Guillermo Martin sur le site Babelio


Diplômé de SciencesPo Paris en 1997, Guillermo Martin est consultant, enseignant, conférencier et auteur. Dans sa carrière, il a occupé des postes de direction dans le conseil en politiques publiques, au sein d'une collectivité locale et à SciencesPo Paris, où il a a été successivement Directeur scientifique du Master « Gouvernance Territoriale et Développement Urbain », Directeur exécutif de l’École urbaine et Directeur de la branche « Affaires publiques et régulation » de l'Executive Education.

Auteur d'Alaska et autres nouvelles d'anticipation, recueil de nouvelles chroniqué pour le club Littérature en 2023, et de Lucía, nouvelle publiée par Émile en 2025, il a également fait partie du comité de lecture du prix littéraire des SciencesPo.


Présentation du livre

Ivan, ancien sympathisant de la cause indépendantiste basque, revient à Bilbao pour enquêter sur la disparition de son amour de jeunesse, Leire. Dans un pays meurtri par le conflit entre les terroristes de l'ETA et les milieux policiers alliés au grand bandistime, il suit sa trace et découvre la croisade quasi mystique qu'elle a engagée contre tous ceux qui l'ont condamnée à la violence.


L'avis de Sylvaine,
émaillé de citations qui vous feront découvrir une plume à la Chandler


Des personnages aux destinées sombres, dans un monde qui ne l'est pas moins

Ivan B., le narrateur, est né d’un père français et d’une mère basque espagnole dont on découvre très vite qu’elle s’est suicidée lorsqu’Ivan n’avait que onze ans. Ses liens avec le pays basque espagnol passaient par ses grands-parents, récemment décédés ; l’appartement de ceux-ci qui lui évoque des souvenirs d’enfance. 

Leire, son amour de jeunesse, militante de la cause basque, tente d’accéder à une vie libérée du machisme et d’échapper à la prison. Elle fera preuve de courage et d’intelligence pour parvenir à ses fins. 

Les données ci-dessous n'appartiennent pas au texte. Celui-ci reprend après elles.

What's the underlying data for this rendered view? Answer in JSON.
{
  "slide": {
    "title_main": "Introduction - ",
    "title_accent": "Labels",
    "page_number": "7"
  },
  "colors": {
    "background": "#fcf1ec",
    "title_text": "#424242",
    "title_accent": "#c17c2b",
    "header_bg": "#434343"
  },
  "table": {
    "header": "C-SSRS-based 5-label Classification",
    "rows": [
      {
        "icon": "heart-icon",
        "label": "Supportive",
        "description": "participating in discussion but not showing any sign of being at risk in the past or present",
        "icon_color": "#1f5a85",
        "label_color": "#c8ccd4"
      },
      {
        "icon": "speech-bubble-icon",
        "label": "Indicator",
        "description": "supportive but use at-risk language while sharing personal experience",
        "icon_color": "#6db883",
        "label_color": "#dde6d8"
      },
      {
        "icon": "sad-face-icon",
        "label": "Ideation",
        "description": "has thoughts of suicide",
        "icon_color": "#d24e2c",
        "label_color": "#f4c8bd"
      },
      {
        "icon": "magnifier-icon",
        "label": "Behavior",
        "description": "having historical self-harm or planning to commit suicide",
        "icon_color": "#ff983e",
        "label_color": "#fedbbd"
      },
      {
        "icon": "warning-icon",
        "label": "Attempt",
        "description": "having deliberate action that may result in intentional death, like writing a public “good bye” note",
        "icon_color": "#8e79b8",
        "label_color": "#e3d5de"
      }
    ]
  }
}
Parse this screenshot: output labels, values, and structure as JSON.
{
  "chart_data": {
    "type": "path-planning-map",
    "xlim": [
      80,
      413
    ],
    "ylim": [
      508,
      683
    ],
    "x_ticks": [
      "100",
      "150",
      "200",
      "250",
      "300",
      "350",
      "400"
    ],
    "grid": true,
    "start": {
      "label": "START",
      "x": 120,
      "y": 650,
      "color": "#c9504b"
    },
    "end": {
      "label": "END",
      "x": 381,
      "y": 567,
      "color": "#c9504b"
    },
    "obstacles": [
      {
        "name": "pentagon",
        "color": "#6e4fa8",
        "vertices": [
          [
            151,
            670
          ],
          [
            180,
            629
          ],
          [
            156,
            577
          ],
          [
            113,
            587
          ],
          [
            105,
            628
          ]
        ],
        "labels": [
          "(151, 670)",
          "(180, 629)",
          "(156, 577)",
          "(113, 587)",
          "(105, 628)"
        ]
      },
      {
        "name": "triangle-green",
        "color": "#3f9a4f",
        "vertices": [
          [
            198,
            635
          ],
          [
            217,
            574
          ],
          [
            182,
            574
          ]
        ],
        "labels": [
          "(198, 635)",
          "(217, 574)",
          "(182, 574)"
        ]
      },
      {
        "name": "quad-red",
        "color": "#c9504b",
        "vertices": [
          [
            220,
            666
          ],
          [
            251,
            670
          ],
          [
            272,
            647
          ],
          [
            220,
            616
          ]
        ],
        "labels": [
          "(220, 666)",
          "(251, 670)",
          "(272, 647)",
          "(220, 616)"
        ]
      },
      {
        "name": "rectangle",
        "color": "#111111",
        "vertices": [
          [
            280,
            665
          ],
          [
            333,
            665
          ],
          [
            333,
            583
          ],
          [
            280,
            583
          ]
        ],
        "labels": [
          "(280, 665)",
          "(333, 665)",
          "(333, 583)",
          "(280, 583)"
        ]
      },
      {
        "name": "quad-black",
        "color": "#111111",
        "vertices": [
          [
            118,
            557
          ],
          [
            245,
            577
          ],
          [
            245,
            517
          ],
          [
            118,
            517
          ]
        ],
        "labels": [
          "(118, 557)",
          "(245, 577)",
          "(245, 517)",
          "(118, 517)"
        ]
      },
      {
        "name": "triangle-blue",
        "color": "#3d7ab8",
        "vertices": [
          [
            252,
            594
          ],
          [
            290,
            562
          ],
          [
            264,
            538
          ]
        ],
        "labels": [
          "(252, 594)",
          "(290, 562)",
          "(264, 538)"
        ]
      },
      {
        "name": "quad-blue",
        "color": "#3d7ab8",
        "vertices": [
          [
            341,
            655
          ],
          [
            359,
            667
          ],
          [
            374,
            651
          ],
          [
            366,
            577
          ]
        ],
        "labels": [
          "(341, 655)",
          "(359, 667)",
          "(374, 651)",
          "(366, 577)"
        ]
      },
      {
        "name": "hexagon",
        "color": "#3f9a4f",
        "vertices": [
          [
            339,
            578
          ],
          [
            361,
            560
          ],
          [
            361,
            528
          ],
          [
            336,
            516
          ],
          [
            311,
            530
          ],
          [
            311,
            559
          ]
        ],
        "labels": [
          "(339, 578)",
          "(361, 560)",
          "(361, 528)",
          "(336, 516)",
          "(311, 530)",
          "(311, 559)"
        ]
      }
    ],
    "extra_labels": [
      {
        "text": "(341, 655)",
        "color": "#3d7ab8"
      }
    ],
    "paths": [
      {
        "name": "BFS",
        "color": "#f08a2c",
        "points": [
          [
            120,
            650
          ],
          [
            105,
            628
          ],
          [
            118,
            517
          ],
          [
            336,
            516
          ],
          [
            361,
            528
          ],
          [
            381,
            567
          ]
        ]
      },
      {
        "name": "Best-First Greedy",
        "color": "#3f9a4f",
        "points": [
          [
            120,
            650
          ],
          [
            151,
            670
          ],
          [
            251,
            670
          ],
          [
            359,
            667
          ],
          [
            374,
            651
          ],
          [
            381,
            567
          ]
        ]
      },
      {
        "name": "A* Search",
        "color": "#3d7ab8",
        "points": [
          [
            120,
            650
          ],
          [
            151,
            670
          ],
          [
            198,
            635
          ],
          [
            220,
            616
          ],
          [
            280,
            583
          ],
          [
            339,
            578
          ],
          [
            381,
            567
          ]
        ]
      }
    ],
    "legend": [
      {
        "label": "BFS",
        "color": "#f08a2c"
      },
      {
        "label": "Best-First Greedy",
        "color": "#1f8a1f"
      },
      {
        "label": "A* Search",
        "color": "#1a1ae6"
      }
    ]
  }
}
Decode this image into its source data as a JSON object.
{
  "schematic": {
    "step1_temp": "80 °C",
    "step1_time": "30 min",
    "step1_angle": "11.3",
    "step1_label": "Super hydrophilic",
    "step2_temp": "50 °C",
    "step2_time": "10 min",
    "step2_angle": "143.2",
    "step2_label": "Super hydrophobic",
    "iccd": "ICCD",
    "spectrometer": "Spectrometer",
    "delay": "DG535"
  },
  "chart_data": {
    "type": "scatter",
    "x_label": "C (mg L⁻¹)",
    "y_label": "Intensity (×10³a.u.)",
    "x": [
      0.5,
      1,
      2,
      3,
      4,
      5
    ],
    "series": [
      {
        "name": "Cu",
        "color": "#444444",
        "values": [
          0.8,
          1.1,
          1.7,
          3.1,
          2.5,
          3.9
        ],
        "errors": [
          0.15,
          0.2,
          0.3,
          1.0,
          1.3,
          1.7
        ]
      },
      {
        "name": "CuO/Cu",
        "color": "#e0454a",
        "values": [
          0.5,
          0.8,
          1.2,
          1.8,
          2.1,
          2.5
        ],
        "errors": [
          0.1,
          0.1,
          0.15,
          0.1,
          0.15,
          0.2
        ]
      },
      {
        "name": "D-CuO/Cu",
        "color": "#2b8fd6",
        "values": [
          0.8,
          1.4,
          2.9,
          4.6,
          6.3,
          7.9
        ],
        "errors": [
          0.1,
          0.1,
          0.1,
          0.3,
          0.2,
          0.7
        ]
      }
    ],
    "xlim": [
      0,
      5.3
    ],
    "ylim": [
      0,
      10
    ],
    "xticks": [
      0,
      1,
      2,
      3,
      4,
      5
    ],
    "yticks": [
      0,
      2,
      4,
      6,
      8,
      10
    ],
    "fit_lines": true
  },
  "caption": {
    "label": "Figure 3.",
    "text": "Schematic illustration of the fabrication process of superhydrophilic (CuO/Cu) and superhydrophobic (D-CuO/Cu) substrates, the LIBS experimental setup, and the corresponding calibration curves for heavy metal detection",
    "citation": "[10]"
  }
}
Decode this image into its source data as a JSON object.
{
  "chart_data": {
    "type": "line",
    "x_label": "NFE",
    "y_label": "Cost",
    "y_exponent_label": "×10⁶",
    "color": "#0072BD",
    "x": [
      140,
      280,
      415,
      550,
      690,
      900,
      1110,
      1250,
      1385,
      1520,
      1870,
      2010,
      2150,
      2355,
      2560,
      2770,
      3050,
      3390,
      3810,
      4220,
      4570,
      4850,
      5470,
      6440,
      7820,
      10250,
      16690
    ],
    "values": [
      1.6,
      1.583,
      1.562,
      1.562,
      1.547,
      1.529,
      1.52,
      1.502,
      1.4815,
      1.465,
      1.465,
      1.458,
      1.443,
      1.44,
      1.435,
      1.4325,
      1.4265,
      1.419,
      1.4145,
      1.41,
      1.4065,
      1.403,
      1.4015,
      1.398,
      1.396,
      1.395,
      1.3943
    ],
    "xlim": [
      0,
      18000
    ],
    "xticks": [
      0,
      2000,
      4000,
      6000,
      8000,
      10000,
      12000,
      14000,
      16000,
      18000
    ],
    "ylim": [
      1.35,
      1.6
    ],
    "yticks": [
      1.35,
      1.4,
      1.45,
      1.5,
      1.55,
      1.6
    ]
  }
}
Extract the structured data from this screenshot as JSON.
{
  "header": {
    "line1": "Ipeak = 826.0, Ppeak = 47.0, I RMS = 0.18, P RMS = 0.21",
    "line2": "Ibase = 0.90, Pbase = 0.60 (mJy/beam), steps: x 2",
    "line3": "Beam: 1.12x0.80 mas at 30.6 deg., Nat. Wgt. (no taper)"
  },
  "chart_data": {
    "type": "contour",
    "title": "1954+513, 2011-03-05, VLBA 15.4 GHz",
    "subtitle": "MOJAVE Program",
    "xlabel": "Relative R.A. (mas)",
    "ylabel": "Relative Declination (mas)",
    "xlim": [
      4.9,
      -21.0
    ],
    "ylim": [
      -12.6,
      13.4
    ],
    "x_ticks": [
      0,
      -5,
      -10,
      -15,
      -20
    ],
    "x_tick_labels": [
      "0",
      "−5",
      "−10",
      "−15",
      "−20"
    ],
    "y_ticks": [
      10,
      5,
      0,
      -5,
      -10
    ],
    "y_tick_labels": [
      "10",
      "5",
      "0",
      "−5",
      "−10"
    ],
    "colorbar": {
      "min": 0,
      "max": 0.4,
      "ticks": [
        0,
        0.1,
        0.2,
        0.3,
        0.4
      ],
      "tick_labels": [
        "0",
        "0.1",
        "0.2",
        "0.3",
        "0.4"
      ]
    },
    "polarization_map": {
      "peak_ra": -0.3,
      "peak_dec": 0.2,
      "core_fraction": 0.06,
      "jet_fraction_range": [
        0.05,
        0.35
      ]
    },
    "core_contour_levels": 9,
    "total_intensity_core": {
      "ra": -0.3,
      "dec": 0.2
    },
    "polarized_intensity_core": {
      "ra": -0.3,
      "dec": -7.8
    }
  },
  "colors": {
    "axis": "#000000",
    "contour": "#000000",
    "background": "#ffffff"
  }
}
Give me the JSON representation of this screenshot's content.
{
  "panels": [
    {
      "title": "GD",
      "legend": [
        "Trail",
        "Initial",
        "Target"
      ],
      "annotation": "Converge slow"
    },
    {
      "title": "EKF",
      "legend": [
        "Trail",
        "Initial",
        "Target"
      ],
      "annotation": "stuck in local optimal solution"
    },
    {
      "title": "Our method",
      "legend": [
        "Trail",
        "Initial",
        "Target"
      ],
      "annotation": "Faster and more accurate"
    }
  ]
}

On voit aussi apparaître toute une galerie d’individus divers, pro ou anti nationalistes basques, qui chercheront à aider Ivan dans sa quête ou au contraire à l’entraver.

 

Un retour à Portugalete, en pays basque espagnol

Ce roman et sa préface constituent une œuvre de pure fiction inscrite dans un contexte historique. Certains événements mentionnés en arrière-plan de l’intrigue principale sont bien réels. Ils ont été intégrés au récit sur la base de faits établis publiquement. Ce roman est dédié à toutes celles et tous ceux qui ont voulu ou voudront un jour briser le cycle de la violence.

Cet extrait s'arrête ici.